Lubricant Jelly

K-Y is a brand-name product from Johnson & Johnson, and was is designed to provide lubrication during insertion (sexual or medical) into body cavities.

Most people know it as a way to provide better, easier penetration during sexual activity, either providing additional vaginal lubrication or providing total lubrication where little is naturally provided (for example during anal sex). However, it is also used to provide lubrication when inserting medical instruments (rectal thermometers and enema pipes, for instance), to make the patient a little more comfortable.

If you are using condoms, it is better to use K-Y or a similar water-based lubricant rather than oil-based products such as Vaseline, as the latex used in the vast majority of condoms is likely to be weakened by oils, possibly compromising the prophylactic capability, and that is generally considered a Bad Thing. The standard lubricant offers no protection against STDs, but there is a variant (K-Y Plus Spermicidal) containing the spermicide Nonoxynol-9 (which also apparently offers some protection against the HIV virus).

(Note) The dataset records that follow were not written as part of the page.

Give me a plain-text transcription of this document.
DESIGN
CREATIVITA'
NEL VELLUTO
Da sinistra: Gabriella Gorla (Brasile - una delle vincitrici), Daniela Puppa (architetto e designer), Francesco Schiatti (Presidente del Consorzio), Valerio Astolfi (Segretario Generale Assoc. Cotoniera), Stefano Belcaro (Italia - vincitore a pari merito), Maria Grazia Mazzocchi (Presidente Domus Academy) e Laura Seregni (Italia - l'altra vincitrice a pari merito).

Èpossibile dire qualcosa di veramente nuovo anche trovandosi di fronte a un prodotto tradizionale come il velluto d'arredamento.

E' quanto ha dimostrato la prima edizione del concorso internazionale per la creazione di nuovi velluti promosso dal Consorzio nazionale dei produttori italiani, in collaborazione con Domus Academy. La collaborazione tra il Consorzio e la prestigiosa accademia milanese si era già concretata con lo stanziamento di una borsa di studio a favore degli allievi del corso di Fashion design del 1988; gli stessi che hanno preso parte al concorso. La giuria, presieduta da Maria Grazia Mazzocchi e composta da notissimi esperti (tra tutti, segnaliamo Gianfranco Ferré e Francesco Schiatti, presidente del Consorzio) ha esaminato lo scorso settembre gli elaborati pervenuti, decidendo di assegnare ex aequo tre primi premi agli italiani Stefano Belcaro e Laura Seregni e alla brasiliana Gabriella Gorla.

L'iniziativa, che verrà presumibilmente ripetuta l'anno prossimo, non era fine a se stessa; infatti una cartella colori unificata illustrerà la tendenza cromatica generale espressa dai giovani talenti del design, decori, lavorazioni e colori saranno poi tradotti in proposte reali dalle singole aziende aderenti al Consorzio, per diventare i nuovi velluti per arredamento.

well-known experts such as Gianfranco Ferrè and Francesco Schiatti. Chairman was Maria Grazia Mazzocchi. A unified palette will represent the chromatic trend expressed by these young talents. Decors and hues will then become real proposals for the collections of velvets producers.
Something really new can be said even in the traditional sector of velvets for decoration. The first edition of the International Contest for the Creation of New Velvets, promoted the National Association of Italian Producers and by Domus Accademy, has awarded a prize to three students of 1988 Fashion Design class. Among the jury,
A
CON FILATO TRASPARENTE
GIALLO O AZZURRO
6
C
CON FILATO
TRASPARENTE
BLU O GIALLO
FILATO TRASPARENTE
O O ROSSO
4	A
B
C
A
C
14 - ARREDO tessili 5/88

Interestingly, despite its popularity (probably due to brand-name identification), a consumer survey and research exercise rated K-Y poorly compared with other lubricants such as Astroglide and H-R; nevertheless, it does have the advantage of being a well-known and widely-available product, found in most shops and supermarkets. (http://www.sexuality.org/l/cu/lube_25.html)

Finally, it has to be said that for all its good, it has a deleterious effect on sperm motility (as do many other commonly-used lubricants), so anyone suffering with male infertility, and trying to conceive should seek alternative products, such as Astroglide. (http://www.duj.com/Article/Moreira.html)


For completeness, the ingredients are: Chlorhexidine Gluconate, Glucono Delta Lactone, Glycerin, Hydroxyethyl Cellulose, Methylparaben, Purified Water and Sodium Hydroxide.
The additive of choice for the modern spitball.

K-Y Jelly's most famous user was baseball pitcher Gaylord Perry, who took cheating to a higher level with the aid of this fine lubricant. It serves the same purpose as spit in making the pitched baseball do funny things, but is harder to catch because the pitcher doesn't have to bring his hands to his mouth.

Manager Gene Mauch declared that Perry "should be in the Hall of Fame with a tube of KY jelly attached to his plaque." He did make it to the Hall of Fame, but Johnson & Johnson didn't get the free endorsement.